More than 60 percent of people with Parkinson’s experience depression. In fact, many people experience it as one of the first symptoms of Parkinson’s, long before they are diagnosed.
It is important to note that there is a difference between feeling depressed about your diagnosis and experiencing depression. It is natural to feel sadness, frustration and helplessness after being diagnosed. These feelings may come and go through the years, but they are not persistent nor do they change the way you live your life.
The depression we talk about here as a symptom of Parkinson’s is characterized by persistent sadness that will not go away, sometimes for as long as two weeks or more. Another sign of depression is loss of interest in hobbies, loss of appetite, crying, and thoughts about death and dying. If you experience any of these symptoms, contact your doctor.
The good news is that depression can be managed in many ways including group support, individual therapy and with medications.

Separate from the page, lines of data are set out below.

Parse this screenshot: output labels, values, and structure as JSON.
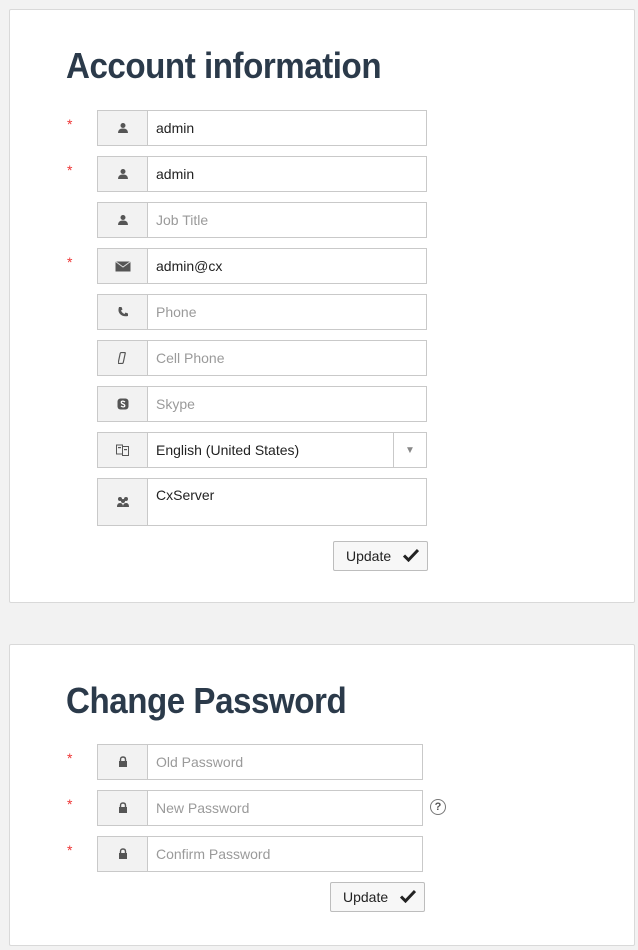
{
  "account": {
    "title": "Account information",
    "fields": [
      {
        "value": "admin",
        "required": true,
        "icon": "user-icon"
      },
      {
        "value": "admin",
        "required": true,
        "icon": "user-icon"
      },
      {
        "placeholder": "Job Title",
        "required": false,
        "icon": "user-icon"
      },
      {
        "value": "admin@cx",
        "required": true,
        "icon": "envelope-icon"
      },
      {
        "placeholder": "Phone",
        "required": false,
        "icon": "phone-icon"
      },
      {
        "placeholder": "Cell Phone",
        "required": false,
        "icon": "mobile-icon"
      },
      {
        "placeholder": "Skype",
        "required": false,
        "icon": "skype-icon"
      },
      {
        "value": "English (United States)",
        "required": false,
        "icon": "language-icon",
        "type": "select"
      },
      {
        "value": "CxServer",
        "required": false,
        "icon": "team-icon"
      }
    ],
    "update_label": "Update"
  },
  "password": {
    "title": "Change Password",
    "fields": [
      {
        "placeholder": "Old Password",
        "required": true,
        "icon": "lock-icon"
      },
      {
        "placeholder": "New Password",
        "required": true,
        "icon": "lock-icon"
      },
      {
        "placeholder": "Confirm Password",
        "required": true,
        "icon": "lock-icon"
      }
    ],
    "help_text": "?",
    "update_label": "Update"
  },
  "required_mark": "*",
  "colors": {
    "required": "#ee3333",
    "title": "#2b3a4a"
  }
}
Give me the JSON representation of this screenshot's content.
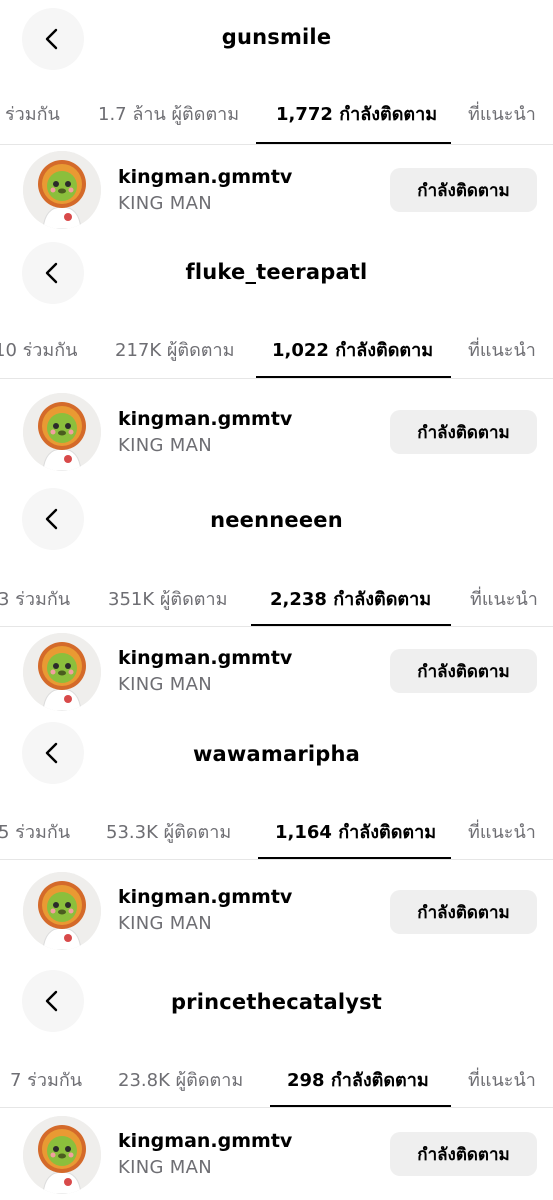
{
  "back_label": "back",
  "accent": "#000000",
  "muted": "#6e6e73",
  "panels": [
    {
      "account": "gunsmile",
      "tabs": [
        "ร่วมกัน",
        "1.7 ล้าน ผู้ติดตาม",
        "1,772 กำลังติดตาม",
        "ที่แนะนำ"
      ],
      "row": {
        "username": "kingman.gmmtv",
        "fullname": "KING MAN",
        "button": "กำลังติดตาม"
      }
    },
    {
      "account": "fluke_teerapatl",
      "tabs": [
        "10 ร่วมกัน",
        "217K ผู้ติดตาม",
        "1,022 กำลังติดตาม",
        "ที่แนะนำ"
      ],
      "row": {
        "username": "kingman.gmmtv",
        "fullname": "KING MAN",
        "button": "กำลังติดตาม"
      }
    },
    {
      "account": "neenneeen",
      "tabs": [
        "3 ร่วมกัน",
        "351K ผู้ติดตาม",
        "2,238 กำลังติดตาม",
        "ที่แนะนำ"
      ],
      "row": {
        "username": "kingman.gmmtv",
        "fullname": "KING MAN",
        "button": "กำลังติดตาม"
      }
    },
    {
      "account": "wawamaripha",
      "tabs": [
        "5 ร่วมกัน",
        "53.3K ผู้ติดตาม",
        "1,164 กำลังติดตาม",
        "ที่แนะนำ"
      ],
      "row": {
        "username": "kingman.gmmtv",
        "fullname": "KING MAN",
        "button": "กำลังติดตาม"
      }
    },
    {
      "account": "princethecatalyst",
      "tabs": [
        "7 ร่วมกัน",
        "23.8K ผู้ติดตาม",
        "298 กำลังติดตาม",
        "ที่แนะนำ"
      ],
      "row": {
        "username": "kingman.gmmtv",
        "fullname": "KING MAN",
        "button": "กำลังติดตาม"
      }
    }
  ]
}
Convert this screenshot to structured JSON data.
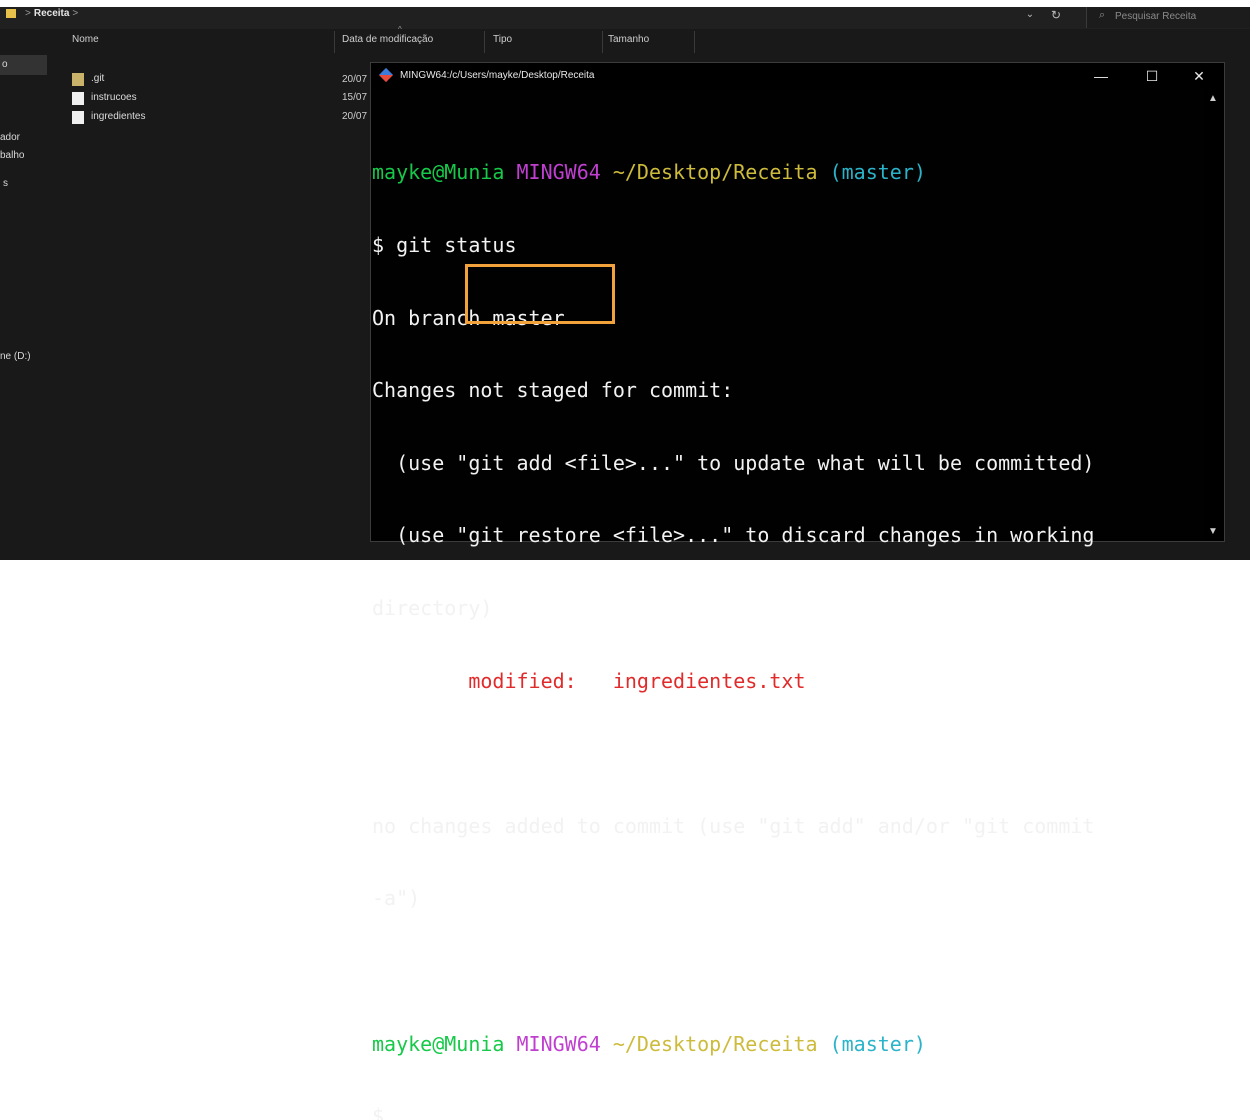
{
  "explorer": {
    "breadcrumb": {
      "sep": ">",
      "folder": "Receita",
      "trailing": ">"
    },
    "search_placeholder": "Pesquisar Receita",
    "columns": {
      "name": "Nome",
      "date": "Data de modificação",
      "type": "Tipo",
      "size": "Tamanho"
    },
    "nav_items": [
      "o",
      "ador",
      "balho",
      "s",
      "ne (D:)"
    ],
    "files": [
      {
        "name": ".git",
        "date": "20/07",
        "kind": "folder"
      },
      {
        "name": "instrucoes",
        "date": "15/07",
        "kind": "doc"
      },
      {
        "name": "ingredientes",
        "date": "20/07",
        "kind": "doc"
      }
    ]
  },
  "terminal": {
    "title": "MINGW64:/c/Users/mayke/Desktop/Receita",
    "controls": {
      "minimize": "—",
      "maximize": "☐",
      "close": "✕"
    },
    "prompt": {
      "user": "mayke@Munia",
      "env": "MINGW64",
      "path": "~/Desktop/Receita",
      "branch": "(master)"
    },
    "command": "$ git status",
    "lines": [
      "On branch master",
      "Changes not staged for commit:",
      "  (use \"git add <file>...\" to update what will be committed)",
      "  (use \"git restore <file>...\" to discard changes in working",
      "directory)"
    ],
    "modified_label": "modified:",
    "modified_file": "ingredientes.txt",
    "footer_lines": [
      "no changes added to commit (use \"git add\" and/or \"git commit",
      "-a\")"
    ],
    "final_prompt": "$"
  },
  "colors": {
    "highlight": "#f2a23a",
    "green": "#17c94a",
    "purple": "#c03fd1",
    "yellow": "#cdbb3b",
    "cyan": "#2bb3c9",
    "red": "#e12b2b"
  },
  "icons": {
    "app": "git-bash-icon",
    "search": "search-icon",
    "refresh": "refresh-icon"
  }
}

The not-so-good news is that it is sometimes difficult to ask for help. If we injure ourselves physically, we seek medical treatment immediately to get stitches, have a bone reset, even replace a hip or knee. When we are faced with mental or emotional challenges, some of us are much less likely to seek medical attention. But there is evidence that shows just how important it is to ask for help.
According to a recent study, individuals with Parkinson’s who were depressed experienced more disabling motor symptoms and were more likely to start medication sooner than those without depression. This study concluded that, when the patient’s depression is treated, their physical symptoms of Parkinson’s improved, symptoms were less disabling, and the start of medication could be delayed.
So reach out. Depression is a part of Parkinson’s, just like tremor or slowness of movement, and, just like these symptoms, it can be managed. Managing your depression will significantly improve your quality of life and your motor symptoms, too.